Taiwanese design collective Haoshi has taken it as their mission to solve this sad equation. Working in collaboration with PLA Studio, the team recently released a limited edition of containers. They hope that their concept will replace single-use containers in the future. The can, ironically called Tin Can (even though it’s not metallic) is made of Poly-Lactic Acid (PLA) – a starch material extracted from corn. PLA has the same properties as petroleum plastic, but without the negative effects – it is biodegradable and becomes soil after 180 days in a compost system.
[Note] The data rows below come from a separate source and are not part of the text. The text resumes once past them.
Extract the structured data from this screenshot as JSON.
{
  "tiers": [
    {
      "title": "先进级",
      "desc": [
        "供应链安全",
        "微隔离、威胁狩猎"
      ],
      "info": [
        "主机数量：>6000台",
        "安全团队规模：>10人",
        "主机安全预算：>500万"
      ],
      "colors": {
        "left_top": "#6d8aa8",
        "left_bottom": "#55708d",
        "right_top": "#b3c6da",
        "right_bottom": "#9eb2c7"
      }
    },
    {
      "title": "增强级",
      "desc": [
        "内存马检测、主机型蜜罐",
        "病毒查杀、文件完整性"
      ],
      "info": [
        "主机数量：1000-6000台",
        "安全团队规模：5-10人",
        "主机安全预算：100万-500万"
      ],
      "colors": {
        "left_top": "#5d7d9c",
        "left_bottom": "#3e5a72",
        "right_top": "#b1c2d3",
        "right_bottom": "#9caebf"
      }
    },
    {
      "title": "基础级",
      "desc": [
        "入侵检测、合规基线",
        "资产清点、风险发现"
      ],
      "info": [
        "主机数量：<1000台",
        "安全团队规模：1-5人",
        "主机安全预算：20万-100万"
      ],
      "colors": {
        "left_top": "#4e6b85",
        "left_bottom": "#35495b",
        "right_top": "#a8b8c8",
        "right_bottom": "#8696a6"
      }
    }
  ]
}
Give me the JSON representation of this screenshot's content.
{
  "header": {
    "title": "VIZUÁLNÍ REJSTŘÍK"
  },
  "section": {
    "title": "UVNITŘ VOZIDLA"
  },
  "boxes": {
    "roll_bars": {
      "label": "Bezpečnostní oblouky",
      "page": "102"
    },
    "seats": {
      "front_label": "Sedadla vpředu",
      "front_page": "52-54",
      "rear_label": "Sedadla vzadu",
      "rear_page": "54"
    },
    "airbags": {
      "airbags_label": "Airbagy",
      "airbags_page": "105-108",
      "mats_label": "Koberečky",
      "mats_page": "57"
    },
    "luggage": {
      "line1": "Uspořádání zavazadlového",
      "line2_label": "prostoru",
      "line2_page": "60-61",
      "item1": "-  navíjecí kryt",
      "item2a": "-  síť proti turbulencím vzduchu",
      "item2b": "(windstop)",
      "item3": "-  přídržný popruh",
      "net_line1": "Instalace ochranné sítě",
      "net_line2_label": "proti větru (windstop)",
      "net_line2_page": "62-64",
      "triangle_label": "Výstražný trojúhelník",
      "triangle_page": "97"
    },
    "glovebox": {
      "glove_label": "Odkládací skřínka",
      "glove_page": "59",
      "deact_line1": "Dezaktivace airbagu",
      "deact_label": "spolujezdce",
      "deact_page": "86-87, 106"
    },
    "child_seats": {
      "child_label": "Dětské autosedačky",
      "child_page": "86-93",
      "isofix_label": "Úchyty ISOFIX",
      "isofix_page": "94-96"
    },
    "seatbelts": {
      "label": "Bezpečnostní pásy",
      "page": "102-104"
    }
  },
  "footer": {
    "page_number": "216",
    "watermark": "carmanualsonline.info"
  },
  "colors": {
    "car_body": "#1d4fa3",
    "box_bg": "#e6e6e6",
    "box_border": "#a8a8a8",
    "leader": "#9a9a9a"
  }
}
The Tin Cans have double-layered walls, making them resistant to high heat and able to keep cold beverages chilled for long periods of time. They have a well-sealed lid which lets one open and close the container as many times as one wishes. The top comes off to refill the can.
ARE THEY GREEN?
The various eco-friendly cans are surely easy on the eye, but as a whole the concepts have holes, with the obvious question being “why you should recycle, or indeed discard, a cup that is reusable?” To be able to fill the can you also have to purchase your beverage of choice in some container that very well may be made of PET or aluminium. More products doesn’t solve our problems – making objects from biodegradable materials is a step in the right direction, but those products need to be connected to systems that help people change their behaviour. Without systems that close the loop, the can isn’t much more than a fancy thermos.
It’s unclear how much the Tin Cans and it’s competing versions cost to produce, compared to the ones in aluminium, which makes it hard to evaluate the usability of them and how realistic the idea actually is. Perhaps one shouldn’t be too critical of projects on developing level, which these clearly are, but one can’t help to believe that once designers truly take responsibility and design for a closed loop we can take their ideas seriously.